B2B
27.01.2016

Ford und IBM verbünden sich

Der Ford-Chef Mark Fields zieht ab März in den IBM-Verwaltungsrat ein. Beide Konzern wollen voneinander profitieren und könnten unter anderem beim Autobau kooperieren.

Im Rennen um die Fortentwicklung der Autobranche knüpft Ford Bande zum weltweit größten IT-Dienstleister IBM: Ford-Chef Mark Fields zieht zum 1. März in den IBM-Verwaltungsrat ein, wie der Technologiekonzern am Dienstag mitteilte.
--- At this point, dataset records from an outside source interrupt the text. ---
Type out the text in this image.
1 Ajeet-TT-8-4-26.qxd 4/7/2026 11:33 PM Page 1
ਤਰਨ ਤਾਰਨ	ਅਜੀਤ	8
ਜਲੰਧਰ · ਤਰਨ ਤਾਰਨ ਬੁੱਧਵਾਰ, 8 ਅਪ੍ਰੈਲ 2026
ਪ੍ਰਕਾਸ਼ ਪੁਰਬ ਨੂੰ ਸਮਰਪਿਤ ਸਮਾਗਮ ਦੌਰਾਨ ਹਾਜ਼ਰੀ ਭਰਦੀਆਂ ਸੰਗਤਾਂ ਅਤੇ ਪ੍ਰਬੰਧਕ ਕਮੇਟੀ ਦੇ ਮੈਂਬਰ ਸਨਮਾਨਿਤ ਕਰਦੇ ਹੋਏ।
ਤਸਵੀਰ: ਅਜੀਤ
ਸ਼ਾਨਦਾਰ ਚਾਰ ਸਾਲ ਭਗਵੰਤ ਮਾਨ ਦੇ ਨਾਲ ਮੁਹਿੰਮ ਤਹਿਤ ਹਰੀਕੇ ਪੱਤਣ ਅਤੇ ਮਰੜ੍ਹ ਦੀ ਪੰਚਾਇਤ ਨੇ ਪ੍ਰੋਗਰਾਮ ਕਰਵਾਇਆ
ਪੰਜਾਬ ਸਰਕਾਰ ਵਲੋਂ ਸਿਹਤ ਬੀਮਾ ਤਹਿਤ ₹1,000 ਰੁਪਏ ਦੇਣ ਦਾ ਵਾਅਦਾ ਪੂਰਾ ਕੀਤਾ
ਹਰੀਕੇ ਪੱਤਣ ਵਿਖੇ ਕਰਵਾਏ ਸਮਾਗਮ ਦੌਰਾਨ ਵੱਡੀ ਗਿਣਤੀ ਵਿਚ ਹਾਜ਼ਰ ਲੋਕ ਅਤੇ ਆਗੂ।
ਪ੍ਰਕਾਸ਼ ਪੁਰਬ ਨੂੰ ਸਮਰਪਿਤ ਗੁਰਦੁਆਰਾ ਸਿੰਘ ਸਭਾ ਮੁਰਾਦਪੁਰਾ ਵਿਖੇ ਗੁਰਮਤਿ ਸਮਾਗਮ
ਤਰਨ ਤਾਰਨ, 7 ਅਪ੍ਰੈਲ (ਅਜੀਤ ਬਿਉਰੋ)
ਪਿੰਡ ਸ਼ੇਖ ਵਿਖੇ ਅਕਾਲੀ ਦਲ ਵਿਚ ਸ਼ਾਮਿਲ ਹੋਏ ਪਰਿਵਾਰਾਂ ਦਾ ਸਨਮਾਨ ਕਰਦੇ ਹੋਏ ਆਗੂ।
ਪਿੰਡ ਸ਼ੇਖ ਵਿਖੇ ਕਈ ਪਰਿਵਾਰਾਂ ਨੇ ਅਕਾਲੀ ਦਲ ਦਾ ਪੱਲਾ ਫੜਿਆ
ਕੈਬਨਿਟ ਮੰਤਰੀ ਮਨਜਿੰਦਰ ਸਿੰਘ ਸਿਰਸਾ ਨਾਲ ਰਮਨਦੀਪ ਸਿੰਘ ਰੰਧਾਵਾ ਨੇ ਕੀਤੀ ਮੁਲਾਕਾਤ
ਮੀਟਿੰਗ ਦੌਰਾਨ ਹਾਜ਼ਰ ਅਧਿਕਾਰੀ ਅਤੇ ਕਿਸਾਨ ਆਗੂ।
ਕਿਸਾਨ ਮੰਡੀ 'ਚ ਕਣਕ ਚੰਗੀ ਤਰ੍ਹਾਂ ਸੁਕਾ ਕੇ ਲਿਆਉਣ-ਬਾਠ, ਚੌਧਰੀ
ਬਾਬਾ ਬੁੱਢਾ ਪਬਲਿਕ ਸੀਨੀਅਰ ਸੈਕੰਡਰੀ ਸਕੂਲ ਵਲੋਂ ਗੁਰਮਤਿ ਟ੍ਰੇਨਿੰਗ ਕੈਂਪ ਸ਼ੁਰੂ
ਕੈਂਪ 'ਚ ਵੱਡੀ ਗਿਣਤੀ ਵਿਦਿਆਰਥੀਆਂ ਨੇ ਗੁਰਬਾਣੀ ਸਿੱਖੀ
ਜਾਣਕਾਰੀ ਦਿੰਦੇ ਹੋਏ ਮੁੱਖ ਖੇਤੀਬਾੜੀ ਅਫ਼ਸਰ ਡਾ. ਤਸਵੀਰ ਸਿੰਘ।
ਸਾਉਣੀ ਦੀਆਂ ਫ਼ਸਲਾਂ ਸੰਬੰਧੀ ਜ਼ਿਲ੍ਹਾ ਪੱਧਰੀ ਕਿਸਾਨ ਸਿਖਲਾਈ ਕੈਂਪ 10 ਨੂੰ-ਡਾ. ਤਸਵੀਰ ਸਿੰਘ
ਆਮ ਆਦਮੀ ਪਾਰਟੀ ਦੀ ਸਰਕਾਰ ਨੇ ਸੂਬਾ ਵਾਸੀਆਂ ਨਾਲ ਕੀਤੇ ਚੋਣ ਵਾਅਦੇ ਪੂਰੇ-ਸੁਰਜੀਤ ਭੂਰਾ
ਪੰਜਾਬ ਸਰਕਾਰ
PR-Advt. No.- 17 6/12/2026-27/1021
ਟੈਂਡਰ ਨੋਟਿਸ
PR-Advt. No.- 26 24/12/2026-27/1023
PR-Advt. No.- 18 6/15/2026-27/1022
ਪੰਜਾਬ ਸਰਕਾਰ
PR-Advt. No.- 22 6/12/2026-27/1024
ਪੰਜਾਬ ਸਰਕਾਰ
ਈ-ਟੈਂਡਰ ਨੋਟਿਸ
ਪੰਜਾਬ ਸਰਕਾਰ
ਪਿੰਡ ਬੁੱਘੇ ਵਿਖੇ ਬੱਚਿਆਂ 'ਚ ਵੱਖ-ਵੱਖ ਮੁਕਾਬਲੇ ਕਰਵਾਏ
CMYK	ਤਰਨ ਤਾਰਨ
Ein Ford-Sprecher pries die Innovationsstärke von IBM und betonte, der Autobauer werde von Fields' neuen Beziehungen profitieren.
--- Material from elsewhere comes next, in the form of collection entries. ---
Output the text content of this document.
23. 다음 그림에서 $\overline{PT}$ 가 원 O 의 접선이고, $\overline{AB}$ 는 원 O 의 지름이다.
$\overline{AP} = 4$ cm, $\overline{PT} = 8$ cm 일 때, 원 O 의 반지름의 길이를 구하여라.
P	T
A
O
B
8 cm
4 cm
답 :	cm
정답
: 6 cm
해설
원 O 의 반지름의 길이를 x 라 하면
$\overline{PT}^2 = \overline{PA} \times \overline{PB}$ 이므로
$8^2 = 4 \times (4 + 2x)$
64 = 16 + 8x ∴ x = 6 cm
Bedrohung durch Silicon Valley

IBM-Chef Ginni Rometty erklärte, Fields führe Ford in eine "Zukunft, in der Autos nicht nur Fahrzeuge sind, sondern immer mehr zu mobilen Technologie-Plattformen werden". Die Autoindustrie sieht sich derzeit im Umbruch. Es gibt viele Initiativen zur Zukunft der Mobilität. Das zentrale Thema sind selbstfahrende Autos. Die Hersteller fürchten wachsende Konkurrenz durch Technologiegiganten aus dem Silicon Valley. Ford bemüht sich Medienberichten zufolge um eine Allianz mit Google.